To test whether altered methylation states could also be mirrored and supported in altered genes’ expression, we appended to the DM analysis a careful selection of gene expression data at both the transcriptional and post-transcriptional levels from GEO (see Methods). Due to the lack of available blood samples data we turned to hepatic cell lines, implying the assumption that the systemic effects visible in blood mirror events occurring in the disease target organ (liver), a fact that has been observed and confirmed in numerous diseases [3032]. Differential mRNA and miRNA analyses allowed us to identify 478 DE mRNAs (Additional file 3) and 55 DE miRNAs (Additional file 4).

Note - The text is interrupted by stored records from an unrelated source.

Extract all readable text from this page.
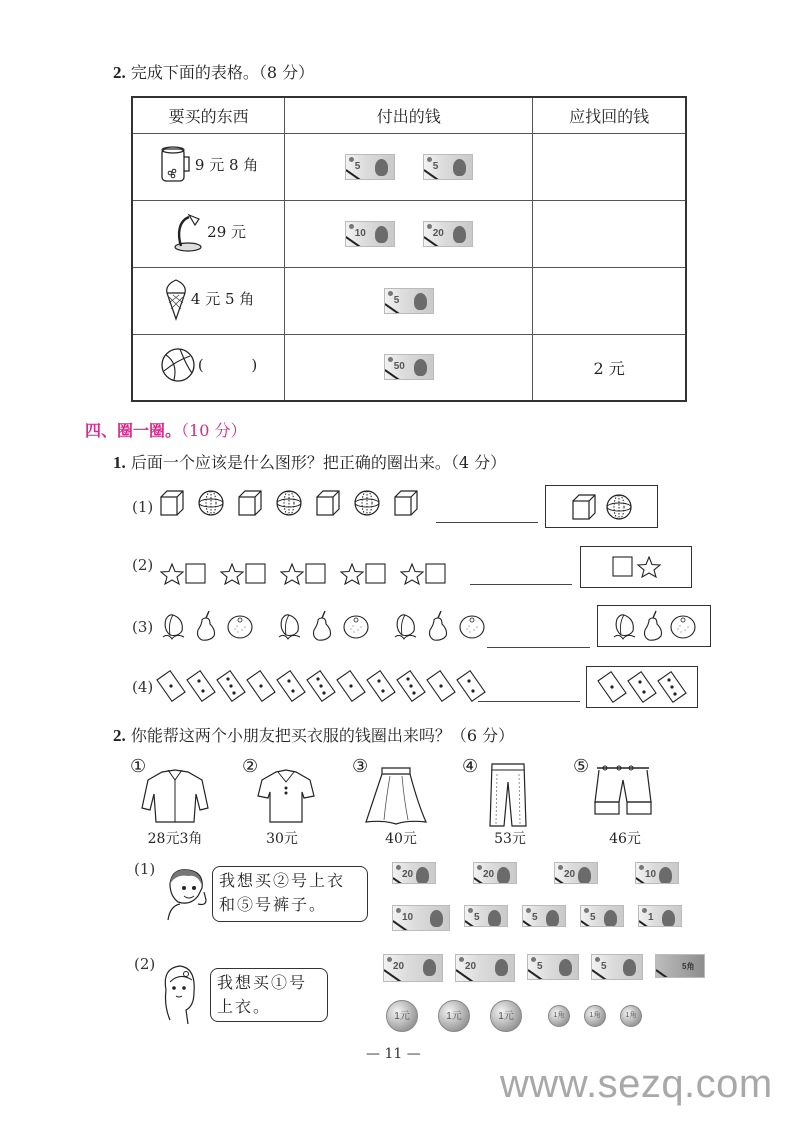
2. 完成下面的表格。（8 分）
要买的东西	付出的钱	应找回的钱

9 元 8 角	5 5	

29 元	10 20	

4 元 5 角	5	

(          )	50	2 元
四、圈一圈。（10 分）
1. 后面一个应该是什么图形？把正确的圈出来。（4 分）
(1)
(2)
(3)
(4)
2. 你能帮这两个小朋友把买衣服的钱圈出来吗？（6 分）
①
28元3角
②
30元
③
40元
④
53元
⑤
46元
(1)
我想买②号上衣
和⑤号裤子。
20	20	20	10
10	5	5	5	1
(2)
我想买①号
上衣。
20	20	5	5	5角
1元	1元	1元	1角	1角	1角
— 11 —
www.sezq.com
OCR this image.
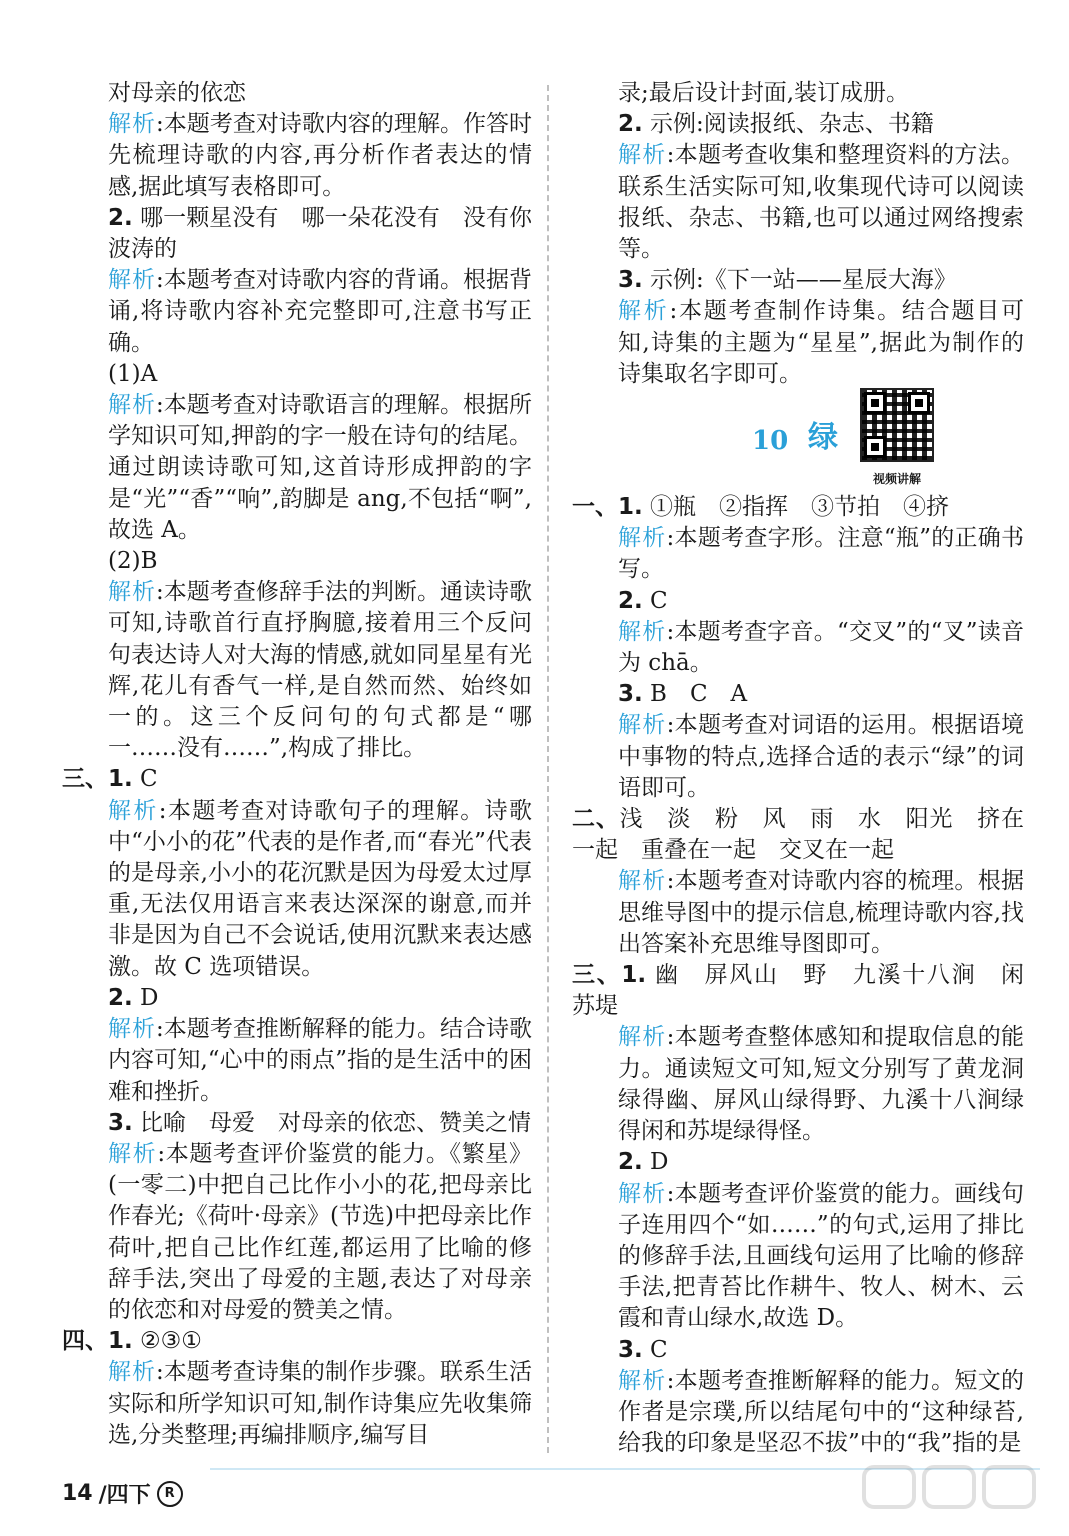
对母亲的依恋

解析:本题考查对诗歌内容的理解。作答时先梳理诗歌的内容,再分析作者表达的情感,据此填写表格即可。

2. 哪一颗星没有　哪一朵花没有　没有你波涛的

解析:本题考查对诗歌内容的背诵。根据背诵,将诗歌内容补充完整即可,注意书写正确。

(1)A

解析:本题考查对诗歌语言的理解。根据所学知识可知,押韵的字一般在诗句的结尾。通过朗读诗歌可知,这首诗形成押韵的字是“光”“香”“响”,韵脚是 ang,不包括“啊”,故选 A。

(2)B

解析:本题考查修辞手法的判断。通读诗歌可知,诗歌首行直抒胸臆,接着用三个反问句表达诗人对大海的情感,就如同星星有光辉,花儿有香气一样,是自然而然、始终如一的。这三个反问句的句式都是“哪一……没有……”,构成了排比。

三、1. C

解析:本题考查对诗歌句子的理解。诗歌中“小小的花”代表的是作者,而“春光”代表的是母亲,小小的花沉默是因为母爱太过厚重,无法仅用语言来表达深深的谢意,而并非是因为自己不会说话,使用沉默来表达感激。故 C 选项错误。

2. D

解析:本题考查推断解释的能力。结合诗歌内容可知,“心中的雨点”指的是生活中的困难和挫折。

3. 比喻　母爱　对母亲的依恋、赞美之情

解析:本题考查评价鉴赏的能力。《繁星》(一零二)中把自己比作小小的花,把母亲比作春光;《荷叶·母亲》(节选)中把母亲比作荷叶,把自己比作红莲,都运用了比喻的修辞手法,突出了母爱的主题,表达了对母亲的依恋和对母爱的赞美之情。

四、1. ②③①

解析:本题考查诗集的制作步骤。联系生活实际和所学知识可知,制作诗集应先收集筛选,分类整理;再编排顺序,编写目

录;最后设计封面,装订成册。

2. 示例:阅读报纸、杂志、书籍

解析:本题考查收集和整理资料的方法。联系生活实际可知,收集现代诗可以阅读报纸、杂志、书籍,也可以通过网络搜索等。

3. 示例:《下一站——星辰大海》

解析:本题考查制作诗集。结合题目可知,诗集的主题为“星星”,据此为制作的诗集取名字即可。

10 绿
视频讲解

一、1. ①瓶　②指挥　③节拍　④挤

解析:本题考查字形。注意“瓶”的正确书写。

2. C

解析:本题考查字音。“交叉”的“叉”读音为 chā。

3. B　C　A

解析:本题考查对词语的运用。根据语境中事物的特点,选择合适的表示“绿”的词语即可。

二、浅　淡　粉　风　雨　水　阳光　挤在一起　重叠在一起　交叉在一起

解析:本题考查对诗歌内容的梳理。根据思维导图中的提示信息,梳理诗歌内容,找出答案补充思维导图即可。

三、1. 幽　屏风山　野　九溪十八涧　闲　苏堤

解析:本题考查整体感知和提取信息的能力。通读短文可知,短文分别写了黄龙洞绿得幽、屏风山绿得野、九溪十八涧绿得闲和苏堤绿得怪。

2. D

解析:本题考查评价鉴赏的能力。画线句子连用四个“如……”的句式,运用了排比的修辞手法,且画线句运用了比喻的修辞手法,把青苔比作耕牛、牧人、树木、云霞和青山绿水,故选 D。

3. C

解析:本题考查推断解释的能力。短文的作者是宗璞,所以结尾句中的“这种绿苔,给我的印象是坚忍不拔”中的“我”指的是

14 /四下	R
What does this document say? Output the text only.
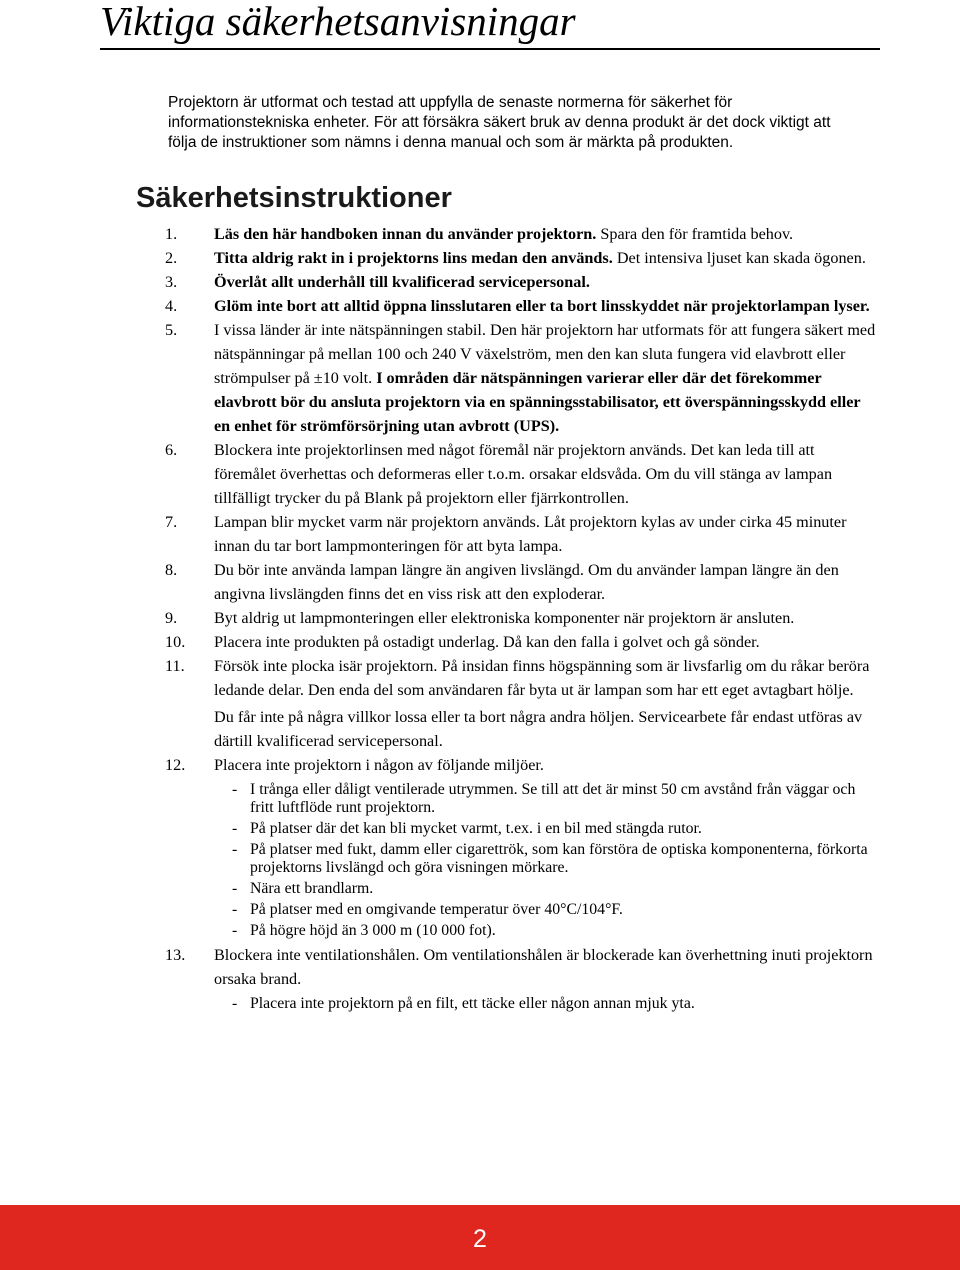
Viktiga säkerhetsanvisningar

Projektorn är utformat och testad att uppfylla de senaste normerna för säkerhet för informationstekniska enheter. För att försäkra säkert bruk av denna produkt är det dock viktigt att följa de instruktioner som nämns i denna manual och som är märkta på produkten.

Säkerhetsinstruktioner
1.	Läs den här handboken innan du använder projektorn. Spara den för framtida behov.

2.	Titta aldrig rakt in i projektorns lins medan den används. Det intensiva ljuset kan skada ögonen.

3.	Överlåt allt underhåll till kvalificerad servicepersonal.

4.	Glöm inte bort att alltid öppna linsslutaren eller ta bort linsskyddet när projektorlampan lyser.

5.	I vissa länder är inte nätspänningen stabil. Den här projektorn har utformats för att fungera säkert med nätspänningar på mellan 100 och 240 V växelström, men den kan sluta fungera vid elavbrott eller strömpulser på ±10 volt. I områden där nätspänningen varierar eller där det förekommer elavbrott bör du ansluta projektorn via en spänningsstabilisator, ett överspänningsskydd eller en enhet för strömförsörjning utan avbrott (UPS).

6.	Blockera inte projektorlinsen med något föremål när projektorn används. Det kan leda till att föremålet överhettas och deformeras eller t.o.m. orsakar eldsvåda. Om du vill stänga av lampan tillfälligt trycker du på Blank på projektorn eller fjärrkontrollen.

7.	Lampan blir mycket varm när projektorn används. Låt projektorn kylas av under cirka 45 minuter innan du tar bort lampmonteringen för att byta lampa.

8.	Du bör inte använda lampan längre än angiven livslängd. Om du använder lampan längre än den angivna livslängden finns det en viss risk att den exploderar.

9.	Byt aldrig ut lampmonteringen eller elektroniska komponenter när projektorn är ansluten.

10.	Placera inte produkten på ostadigt underlag. Då kan den falla i golvet och gå sönder.

11.	Försök inte plocka isär projektorn. På insidan finns högspänning som är livsfarlig om du råkar beröra ledande delar. Den enda del som användaren får byta ut är lampan som har ett eget avtagbart hölje.

Du får inte på några villkor lossa eller ta bort några andra höljen. Servicearbete får endast utföras av därtill kvalificerad servicepersonal.

12.	Placera inte projektorn i någon av följande miljöer.

- I trånga eller dåligt ventilerade utrymmen. Se till att det är minst 50 cm avstånd från väggar och fritt luftflöde runt projektorn.
- På platser där det kan bli mycket varmt, t.ex. i en bil med stängda rutor.
- På platser med fukt, damm eller cigarettrök, som kan förstöra de optiska komponenterna, förkorta projektorns livslängd och göra visningen mörkare.
- Nära ett brandlarm.
- På platser med en omgivande temperatur över 40°C/104°F.
- På högre höjd än 3 000 m (10 000 fot).
13.	Blockera inte ventilationshålen. Om ventilationshålen är blockerade kan överhettning inuti projektorn orsaka brand.

- Placera inte projektorn på en filt, ett täcke eller någon annan mjuk yta.
2
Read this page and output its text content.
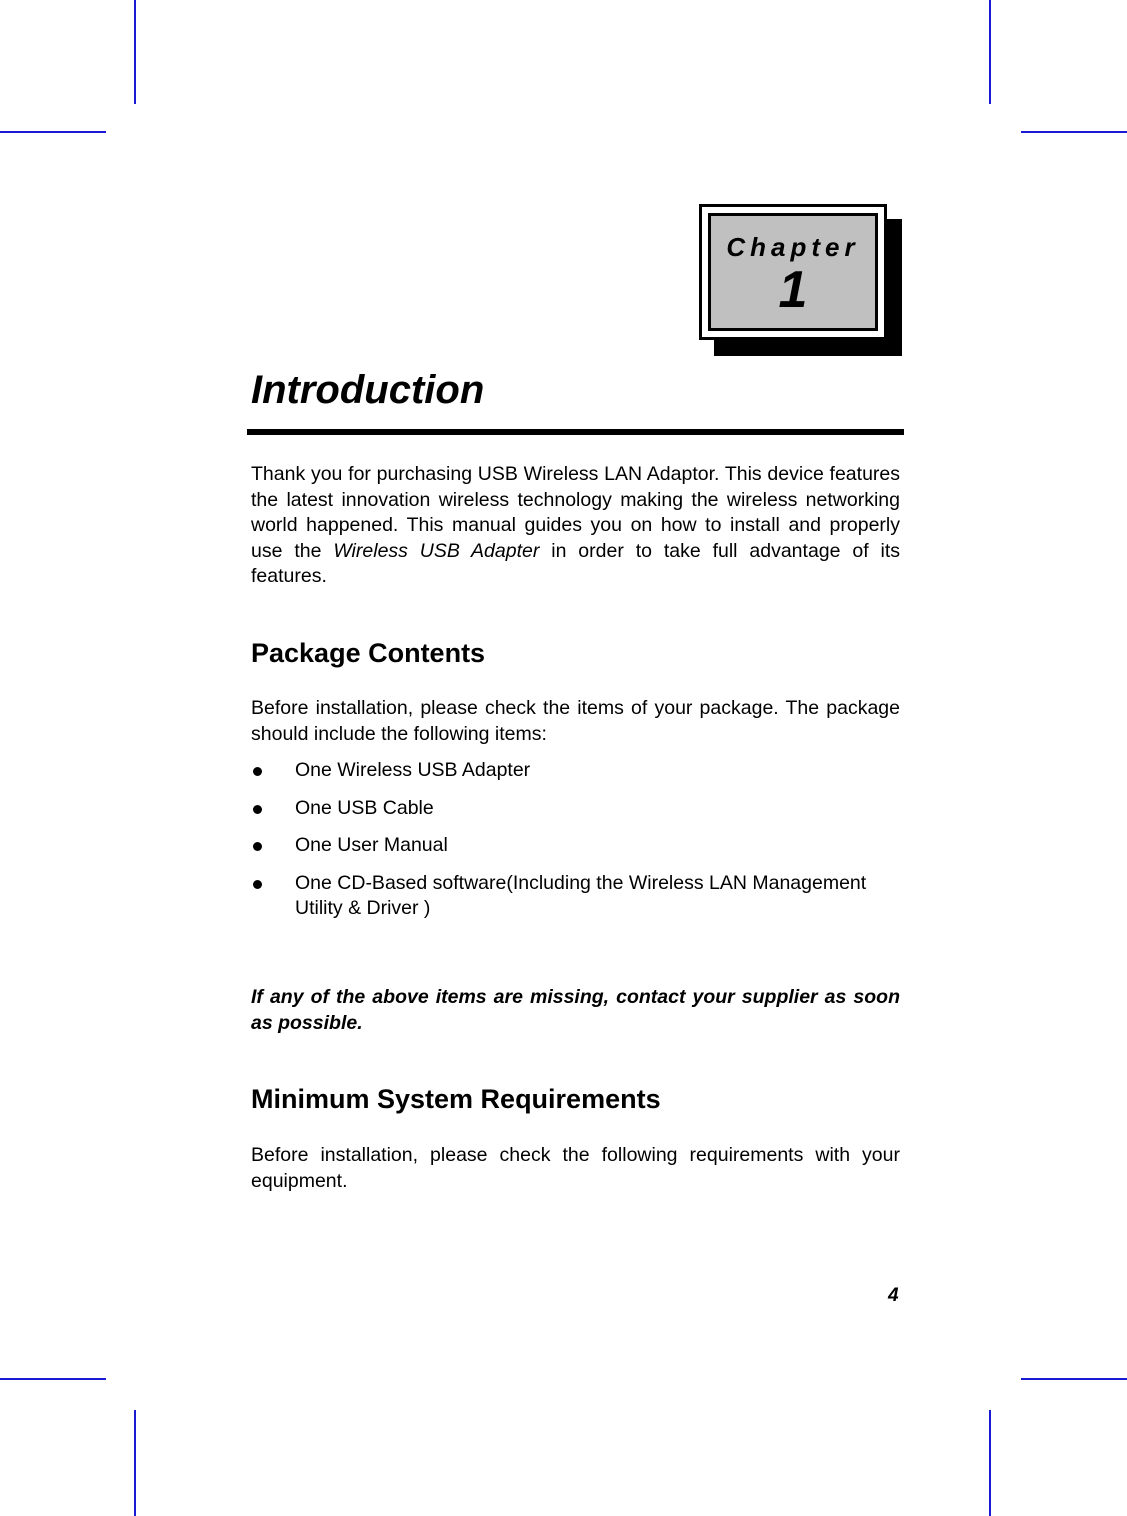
Chapter
1
Introduction

Thank you for purchasing USB Wireless LAN Adaptor. This device features the latest innovation wireless technology making the wireless networking world happened. This manual guides you on how to install and properly use the Wireless USB Adapter in order to take full advantage of its features.

Package Contents

Before installation, please check the items of your package. The package should include the following items:

One Wireless USB Adapter
One USB Cable
One User Manual
One CD-Based software(Including the Wireless LAN Management Utility & Driver )

If any of the above items are missing, contact your supplier as soon as possible.

Minimum System Requirements

Before installation, please check the following requirements with your equipment.

4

The comparison between the DM and DE lists let emerge the covariation of methylomics, transcriptomics, and post-transcriptomics (Figure 5). In particular, SULF2 presents a unique situation, being the only molecule affected by variations at all 3 biochemical levels: hypermethylation and downregulation (Figure 6), along with the up-regulation of one of its controlling miRNAs (hsa-miR-373). Together, these results indicate that SULF2’s presence is likely to be extremely modest in non-responders. The gene SULF2 is known to be upregulated in 60% of primary HCCs [33], and therefore proposed as a therapeutic target [34]. Translating this information into clinical terms, it is unlikely that HCC patients who were non-responders to HBV vaccine, fall into the 60% patients that see this gene up-regulated, and hence may benefit from anti-SULF2 treatments. Therefore, based on SULF2’s screening and HBV vaccination history they could be efficiently redirected to other types of treatments.

Figure 5
figure 5

Transcriptional and post-transcriptional regulation of DM loci genes. In panel A, transcriptional (x-axis) and post-transcriptional (y-axis) differential expression (DE, log fold change) related to the genes on the differentially methylated (DM) loci (average β differences, data points’ diameters. SULF2 only falls beyond the axes, indicating contribution of all 3 variations (transcriptional, post-transcriptional, methylation) to its final state. Panel B quantifies further such variations.

Figure 6
figure 6

Transcriptional and post-transcriptional regulation of SULF2. The upper panel shows gene expression change of SULF2 (cg 21130926) in the HBV infection model (green: before infection, red: after infection). The lower panel depicts 2 possible mechanisms for the control of SULF2: transcriptional (lower left) and post-transcriptional (lower right).

Conclusions

Epigenomic alterations have recently been discovered as molecular modifications with the potential to stably influence biological systems. Yet, the challenges involved in processing this type of information are numerous, including not only the biological mechanisms triggering and maintaining these modifications, but also the mathematical modelling behind these data, and from there the definition of appropriate methods of analysis. We propose here a combination of approaches to efficiently explore these data and effectively rank a selected number of epigenomic potential causes. In particular, we have been able to highlight the hypomethylation of the transcription factor RNF39 and the controlled expression of SULF2 as two interesting molecular variations related to the HBV vaccine responsiveness.